The 1790s were a time when society and the arts debated the relative merits of good sense and reason as opposed to sensibility. ‘Sensibility’ was a heightened awareness of beauty and deep feelings. Jane Austen’s Sense and Sensibility was published in 1811 and was set in the same decade as this painting. We see this heightened sense of feeling takes the form of a fashionably dressed girl and her brother handing a coin to a hunched over beggar. Such emotional scenes of charity had become fashionable at this time but there might be another justification for this scene.
The artist, William Beechey, did not identify the children when he exhibited the work but they were recognised by Horace Walpole, son of the first British prime Minister, Robert Walpole. They are Francis Ford and his sister Mary, the children of Sir Francis Ford, who owned a sugar plantation in Barbados and a property in Ember Court, Thames Ditton, Surrey.

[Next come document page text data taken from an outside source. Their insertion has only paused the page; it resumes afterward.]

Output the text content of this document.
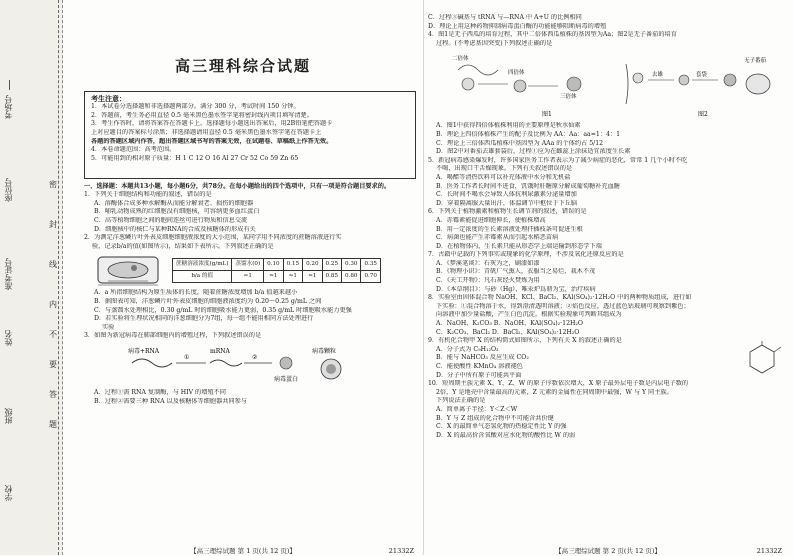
考场号
座位号
准考证号
姓名
班级
学校
密
封
线
内
不
要
答
题
高三理科综合试题
考生注意：
1．本试卷分选择题和非选择题两部分。满分 300 分，考试时间 150 分钟。
2．答题前，考生务必用直径 0.5 毫米黑色墨水签字笔将密封线内项目填写清楚。
3．考生作答时，请将答案答在答题卡上。选择题每小题选出答案后，用2B铅笔把答题卡
上对应题目的答案标号涂黑；非选择题请用直径 0.5 毫米黑色墨水签字笔在答题卡上
各题的答题区域内作答，超出答题区域书写的答案无效，在试题卷、草稿纸上作答无效。
4．本卷命题范围：高考范围。
5．可能用到的相对原子质量：H 1 C 12 O 16 Al 27 Cr 52 Co 59 Zn 65
一、选择题：本题共13小题，每小题6分，共78分。在每小题给出的四个选项中，只有一项是符合题目要求的。
1．下列关于细胞结构和功能的叙述，错误的是
A．溶酶体合成多种水解酶从而能分解衰老、损伤的细胞器
B．哺乳动物成熟的红细胞没有细胞核，可容纳更多血红蛋白
C．高等植物细胞之间的胞间连丝可进行物质和信息交流
D．细胞核中的核仁与某种RNA的合成及核糖体的形成有关
2．为测定洋葱鳞片叶外表皮细胞细胞液浓度的大小范围，某同学用不同浓度的蔗糖溶液进行实
验，记录b/a的值(如图所示)，结果如下表所示。下列叙述正确的是
蔗糖溶液浓度(g/mL)	蒸馏水(0)	0.10	0.15	0.20	0.25	0.30	0.35
b/a 的值	≈1	≈1	≈1	≈1	0.85	0.80	0.70
A．a 所指细胞结构为原生质体的长度，随着蔗糖浓度增加 b/a 值越来越小
B．据图表可知，洋葱鳞片叶外表皮细胞的细胞液浓度约为 0.20～0.25 g/mL 之间
C．与蒸馏水处理相比，0.30 g/mL 时的细胞吸水能力更弱，0.35 g/mL 时细胞吸水能力更强
D．若实验将生理状况相同的洋葱细胞分为7组，每一组不能用相同方法处理进行
实验
3．如图为新冠病毒在肺部细胞内的增殖过程，下列叙述错误的是
病毒+RNA
①
mRNA
②
病毒蛋白
病毒颗粒
A．过程①需 RNA 复制酶，与 HIV 的增殖不同
B．过程②需要三种 RNA 以及核糖体等细胞器共同参与
【高三理综试题 第 1 页(共 12 页)】	21332Z
C．过程③碱基与 tRNA 与—RNA 中 A+U 的比例相同
D．理论上用这种药物抑制病毒蛋白酶的功能能够阻断病毒的增殖
4．图1是无子西瓜的培育过程，其中二倍体西瓜植株的基因型为Aa；图2是无子番茄的培育
过程。(不考虑基因突变)下列叙述正确的是
二倍体
四倍体
三倍体
图1
去雄	套袋
无子番茄
图2
A．图1中获得四倍体植株利用的主要原理是秋水仙素
B．理论上四倍体植株产生的配子及比例为 AA：Aa：aa=1：4：1
C．理论上三倍体西瓜植株中基因型为 AAa 的个体约占 5/12
D．图2中对番茄去雄套袋后，过程①应为在雌蕊上涂抹适宜浓度生长素
5．新冠病毒感染爆发时，许多国家医务工作者表示为了减少病症的恶化，常常 1 几个小时不吃
不喝，出现口干舌燥现象。下列有关叙述错误的是
A．喝醋等清热饮料可以补充体液中水分和无机盐
B．医务工作者长时间不进食，饥饿时肝糖原分解成葡萄糖补充血糖
C．长时间不喝水会导致人体抗利尿激素分泌量增加
D．穿着隔离服大量出汗，体温调节中枢位于下丘脑
6．下列关于植物激素和植物生长调节剂的叙述，错误的是
A．赤霉素能促进细胞伸长，使植株增高
B．用一定浓度的生长素溶液处理扦插枝条可促进生根
C．病菌也能产生赤霉素从而引起水稻恶苗病
D．在植物体内，生长素只能从形态学上端运输到形态学下端
7．古籍中记载的下列事实或现象的化学原理，不涉及氧化还原反应的是
A．《梦溪笔谈》：石灰为之，刷漆如漆
B．《物理小识》：青矾厂气熏人，衣服当之易烂，栽木不茂
C．《天工开物》：凡石灰经火焚炼为用
D．《本草纲目》：与砂（Hg）、唯汞炉爲鼎为宝，治疗疾病
8．实验室由固体混合物 NaOH、KCl、BaCl₂、KAl(SO₄)₂·12H₂O 中的两种物质组成，进行如
下实验：①混合物溶于水，得到澄清透明溶液；②焰色反应，透过蓝色钴玻璃可观察到紫色；
向溶液中加少量盐酸，产生白色沉淀。根据实验现象可判断其组成为
A．NaOH、K₂CO₃ B．NaOH、KAl(SO₄)₂·12H₂O
C．K₂CO₃、BaCl₂ D．BaCl₂、KAl(SO₄)₂·12H₂O
9．有机化合物甲 X 的结构简式如图所示，下列有关 X 的叙述正确的是
A．分子式为 C₉H₁₂O₃
B．能与 NaHCO₃ 反应生成 CO₂
C．能使酸性 KMnO₄ 溶液褪色
D．分子中所有原子可能共平面
10．短周期主族元素 X、Y、Z、W 的原子序数依次增大，X 原子最外层电子数是内层电子数的
2倍，Y 是地壳中含量最高的元素，Z 元素的金属性在同周期中最强，W 与 Y 同主族。
下列说法正确的是
A．简单离子半径：Y＜Z＜W
B．Y 与 Z 组成的化合物中不可能含共价键
C．X 的最简单气态氢化物的热稳定性比 Y 的强
D．X 的最高价含氧酸对应水化物的酸性比 W 的弱
【高三理综试题 第 2 页(共 12 页)】	21332Z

While William Wilberforce was fighting to stop the British slave trade there were many wealthy plantation owners, like Ford, who were arguing that their slaves enjoyed a better quality of life than the poor in England. It is possible therefore that he commissioned this painting not just to show the refinement and sensibility of his children but as pro-slavery propaganda, to show how his family cared for both the poor in England and his slaves in Barbados. Although not connected, Ford fell ill the year this painting was exhibited and died in 1801 after eight years of suffering from ‘a severe and painful illness’.

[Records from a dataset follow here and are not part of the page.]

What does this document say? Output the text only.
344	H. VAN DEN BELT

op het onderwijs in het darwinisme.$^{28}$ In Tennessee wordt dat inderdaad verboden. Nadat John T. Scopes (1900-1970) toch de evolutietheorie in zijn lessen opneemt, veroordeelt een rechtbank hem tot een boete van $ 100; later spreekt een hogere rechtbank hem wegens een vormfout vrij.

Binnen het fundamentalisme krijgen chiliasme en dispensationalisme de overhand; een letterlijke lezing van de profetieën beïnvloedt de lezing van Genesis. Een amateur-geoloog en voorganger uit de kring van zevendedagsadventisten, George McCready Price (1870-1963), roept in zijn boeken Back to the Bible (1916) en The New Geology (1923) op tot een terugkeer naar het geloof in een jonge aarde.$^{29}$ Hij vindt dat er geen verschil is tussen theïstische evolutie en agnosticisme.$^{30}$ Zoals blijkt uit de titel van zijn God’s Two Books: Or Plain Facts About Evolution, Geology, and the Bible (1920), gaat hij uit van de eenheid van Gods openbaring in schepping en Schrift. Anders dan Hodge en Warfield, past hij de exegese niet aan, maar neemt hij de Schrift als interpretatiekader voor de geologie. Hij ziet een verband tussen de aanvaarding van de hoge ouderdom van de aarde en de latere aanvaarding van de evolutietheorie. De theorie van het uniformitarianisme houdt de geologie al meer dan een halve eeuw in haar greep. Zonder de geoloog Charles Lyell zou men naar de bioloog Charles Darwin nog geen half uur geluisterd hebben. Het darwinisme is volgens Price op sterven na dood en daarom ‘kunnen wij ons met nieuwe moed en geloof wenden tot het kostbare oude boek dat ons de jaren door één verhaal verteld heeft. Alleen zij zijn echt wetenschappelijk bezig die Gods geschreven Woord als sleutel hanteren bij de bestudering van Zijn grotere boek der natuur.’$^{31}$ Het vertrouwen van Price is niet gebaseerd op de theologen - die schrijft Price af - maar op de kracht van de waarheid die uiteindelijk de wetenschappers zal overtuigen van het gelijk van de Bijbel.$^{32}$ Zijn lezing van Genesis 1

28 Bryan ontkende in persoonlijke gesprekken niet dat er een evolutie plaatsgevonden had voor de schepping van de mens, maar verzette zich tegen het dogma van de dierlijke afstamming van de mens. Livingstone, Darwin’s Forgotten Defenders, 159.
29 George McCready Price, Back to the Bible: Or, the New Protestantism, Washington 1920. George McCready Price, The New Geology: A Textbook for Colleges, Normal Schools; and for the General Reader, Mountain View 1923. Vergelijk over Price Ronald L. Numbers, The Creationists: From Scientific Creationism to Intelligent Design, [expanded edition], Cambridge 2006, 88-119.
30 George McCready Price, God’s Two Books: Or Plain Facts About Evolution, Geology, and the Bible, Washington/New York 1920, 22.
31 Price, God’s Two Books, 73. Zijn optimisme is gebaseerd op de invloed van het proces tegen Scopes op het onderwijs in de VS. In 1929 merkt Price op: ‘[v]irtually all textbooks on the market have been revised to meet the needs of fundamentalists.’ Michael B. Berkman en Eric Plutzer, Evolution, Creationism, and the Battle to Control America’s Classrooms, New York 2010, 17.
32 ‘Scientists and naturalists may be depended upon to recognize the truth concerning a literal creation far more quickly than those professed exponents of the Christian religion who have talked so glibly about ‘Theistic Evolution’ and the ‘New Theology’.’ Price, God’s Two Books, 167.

Finally, following a twenty-year campaign for abolition Parliament passed the Slave Trade Act in 1807. Many believed this would end slavery but it only slowed the trade and slavery continued for a further twenty-six years. The Royal Navy enforced the ban on the slave trade and between 1808 and 1860 they seized approximately 1,600 slave ships and freed 150,000 Africans who were aboard.

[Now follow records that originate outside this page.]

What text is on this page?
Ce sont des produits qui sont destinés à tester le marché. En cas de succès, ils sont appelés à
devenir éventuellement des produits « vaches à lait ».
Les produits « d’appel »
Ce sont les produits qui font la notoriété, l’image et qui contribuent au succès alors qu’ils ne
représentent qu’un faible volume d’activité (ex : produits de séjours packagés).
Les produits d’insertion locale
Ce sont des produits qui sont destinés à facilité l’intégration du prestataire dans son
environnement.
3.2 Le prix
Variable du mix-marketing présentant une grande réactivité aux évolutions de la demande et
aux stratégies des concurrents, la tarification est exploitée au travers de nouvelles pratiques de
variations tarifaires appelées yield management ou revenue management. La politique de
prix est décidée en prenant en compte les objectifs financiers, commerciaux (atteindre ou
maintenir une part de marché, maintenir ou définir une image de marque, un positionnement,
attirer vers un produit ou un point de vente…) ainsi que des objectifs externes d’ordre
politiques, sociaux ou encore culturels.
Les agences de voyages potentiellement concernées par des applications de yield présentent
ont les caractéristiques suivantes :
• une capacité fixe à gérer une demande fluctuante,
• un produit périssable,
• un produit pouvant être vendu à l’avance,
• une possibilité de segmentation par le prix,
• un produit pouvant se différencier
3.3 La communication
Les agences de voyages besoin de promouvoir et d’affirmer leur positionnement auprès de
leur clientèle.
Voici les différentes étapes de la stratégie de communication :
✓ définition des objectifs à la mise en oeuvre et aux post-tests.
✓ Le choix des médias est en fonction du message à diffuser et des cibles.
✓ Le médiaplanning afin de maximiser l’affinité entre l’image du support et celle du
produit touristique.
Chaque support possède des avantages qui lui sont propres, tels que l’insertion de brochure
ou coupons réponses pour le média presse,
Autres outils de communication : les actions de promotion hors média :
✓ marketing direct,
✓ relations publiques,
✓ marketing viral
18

William Beechey was a sound artist known for his lack of extravagance which appealed to those like King George III, who regarded other artists, such as Thomas Lawrence, as too flamboyant and ‘eccentric’. When this painting was exhibited the well-known portrait painters Thomas Gainsborough and his rival Sir Joshua Reynolds had both died and the year was a turning point in Beechey’s life and career. He painted a full-length portrait of Queen Charlotte who appointed him her official portrait painter and he was elected an associate of the Royal Academy. He went on to paint not only the royal family but most of the famous and fashionable of the period. The up-and-coming portrait painter was Thomas Lawrence who also painted Queen Charlotte but she did not like the picture. Lawrence’s flamboyant approach appealed to many including the Prince Regent but Beechey remained the favourite of George III and Queen Charlotte while Lawrence went on to become the leading portrait artist of the period.